‘The Kitchen” seems written, directed and edited by a small committee, not too much unlike its three leads. Melissa McCarthy, Elisabeth Moss and Tiffany Haddish play the trio of women who decide to take matters into their own hands when their small-time Irish mobster hubbies get sent up the river for three years.
The film was actually written and directed by Andrea Berloff in her directing debut. Believe it or not, the material is based on the Vertigo comic miniseries series with the same name, by Ollie Masters and Ming Doyle. (Ollie and Doyle sound Irish...)
Set in New York’s Hell’s Kitchen in the 1970s, before gentrification hit and the rents went up, these micks were happy with just collecting protection monies from the locals, or the occasional robbery. It was enough to pay rent on an apartment, feed themselves and hang out at their favorite bar. The garbage and the rats weren’t unusual in their neighborhood. It was their life.
Two of them, Ruby O’Carroll (Haddish) and Claire Walsh (Moss), are married to serial abusers (though nothing like Claire’s husband) and they’re happy for the break. But Kathy Brennan (McCarthy) loves her husband, and worries about how she’ll pay rent and feed their two kids. When the men are sent off, the rest of the gang assures them they’ll be taken care of, they’re “family.” But the money slipped in an envelope couldn’t feed anyone, much less pay the rent.

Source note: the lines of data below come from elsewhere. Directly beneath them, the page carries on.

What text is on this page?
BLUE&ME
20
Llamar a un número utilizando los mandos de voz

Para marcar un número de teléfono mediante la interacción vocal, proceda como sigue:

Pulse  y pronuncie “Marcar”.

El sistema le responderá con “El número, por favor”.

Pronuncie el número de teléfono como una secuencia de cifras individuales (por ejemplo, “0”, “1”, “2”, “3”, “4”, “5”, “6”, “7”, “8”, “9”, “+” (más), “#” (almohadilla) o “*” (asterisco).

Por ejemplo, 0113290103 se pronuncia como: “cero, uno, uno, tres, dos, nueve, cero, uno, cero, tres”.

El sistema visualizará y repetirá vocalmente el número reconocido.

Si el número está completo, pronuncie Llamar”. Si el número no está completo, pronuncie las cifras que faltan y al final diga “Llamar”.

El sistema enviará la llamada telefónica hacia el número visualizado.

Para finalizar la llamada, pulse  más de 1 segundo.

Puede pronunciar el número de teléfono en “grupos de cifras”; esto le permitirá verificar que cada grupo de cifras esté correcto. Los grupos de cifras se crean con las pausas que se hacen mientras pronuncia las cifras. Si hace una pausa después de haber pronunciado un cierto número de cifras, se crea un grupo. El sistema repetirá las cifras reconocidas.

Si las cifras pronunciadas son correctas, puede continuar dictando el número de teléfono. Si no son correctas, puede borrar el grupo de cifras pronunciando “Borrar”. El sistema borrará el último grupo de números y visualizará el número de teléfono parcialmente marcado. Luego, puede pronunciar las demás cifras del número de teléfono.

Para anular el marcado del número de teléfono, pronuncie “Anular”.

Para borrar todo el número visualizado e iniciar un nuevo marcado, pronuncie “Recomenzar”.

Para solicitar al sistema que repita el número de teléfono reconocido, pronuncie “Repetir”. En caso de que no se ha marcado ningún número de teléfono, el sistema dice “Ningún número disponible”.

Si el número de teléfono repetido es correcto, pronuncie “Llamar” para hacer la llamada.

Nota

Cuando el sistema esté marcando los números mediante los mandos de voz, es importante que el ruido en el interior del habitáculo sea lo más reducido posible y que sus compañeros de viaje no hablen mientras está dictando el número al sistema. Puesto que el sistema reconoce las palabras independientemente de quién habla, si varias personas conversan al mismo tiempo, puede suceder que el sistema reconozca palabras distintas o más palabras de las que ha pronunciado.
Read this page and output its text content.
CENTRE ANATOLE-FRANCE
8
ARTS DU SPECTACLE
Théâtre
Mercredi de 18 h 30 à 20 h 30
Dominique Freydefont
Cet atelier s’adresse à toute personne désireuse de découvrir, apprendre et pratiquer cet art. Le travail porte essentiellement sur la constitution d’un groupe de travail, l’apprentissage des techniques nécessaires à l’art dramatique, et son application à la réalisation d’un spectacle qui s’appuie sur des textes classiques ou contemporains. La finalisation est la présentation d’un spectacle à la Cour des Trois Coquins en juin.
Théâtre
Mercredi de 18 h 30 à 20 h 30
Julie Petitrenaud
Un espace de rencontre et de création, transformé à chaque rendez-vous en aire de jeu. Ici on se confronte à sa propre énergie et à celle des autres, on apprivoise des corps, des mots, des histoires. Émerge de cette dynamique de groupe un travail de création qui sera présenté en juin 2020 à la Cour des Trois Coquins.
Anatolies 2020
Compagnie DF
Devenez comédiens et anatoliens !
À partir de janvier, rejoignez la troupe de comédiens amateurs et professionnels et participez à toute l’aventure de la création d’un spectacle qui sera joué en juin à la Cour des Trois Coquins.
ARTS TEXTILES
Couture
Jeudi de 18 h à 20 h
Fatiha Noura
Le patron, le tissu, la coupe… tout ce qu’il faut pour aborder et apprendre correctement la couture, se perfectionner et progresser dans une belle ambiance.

So over a glass of wine (well, several glasses), they decide they can run this show on their own. They know they’re going to be catching some flak from the gang, after all it’s a man’s world. But I’m not sure they thought they might have to kill a few. It’s just a little protection business really. And frankly, the boys hadn’t really been paying that much attention to their clients: small grocery stores, retailers and the like.
So when the girls started cleaning up, expanding the territory, and schmoozing the Italians down in Brooklyn, they didn’t count on just how much bruised ego the men could take. So they had to call on the Italians for a bit of help.
Claire’s character is the biggest surprise. Bullied and beaten, downtrodden as they used to say, she makes the biggest leap of the three. (But then Moss, who made her “bones” in “Mad Men” is also the better actor of the three.) Claire’s so damaged by her previous life that when Gabriel (Domhnall Gleeson), a Vietnam vet and former hitman, shows up in time to shoot someone attempting to rape her, she’s up for anything and everything — especially Gabriel.
Annabella Sciorra, lovely as ever, does a cameo as the Italian boss’ wife. Her attitude is “go get ’em, all they’ve ever done is screw us (or words to that effect).” It’s a real “Me-Too” movement line.
Berloff is as guilty as her characters, guilty of some bad editing, awkward transitions and a fondness for overwhelming score — mostly period rock. The film had a terrible opening, certainly McCarthy’s worst, at $5.5 million for opening weekend. It’s been compared to “Widows.” But “Widows” was a better film. I’m just surprised to see such similar films released so close together.
Those of you thinking this is going to be some fun since McCarthy is in it are in for a shock. She doesn’t say anything remotely amusing in the whole film. And if you’re squeamish, forget it — unless you want a primer on the correct way to dismember a body in the bathtub, and in what part of the East River to dump it so it gets carried out to sea.
See you at the movies.
Toni Clem is a Paris resident and has been writing Deja View for more than 30 years.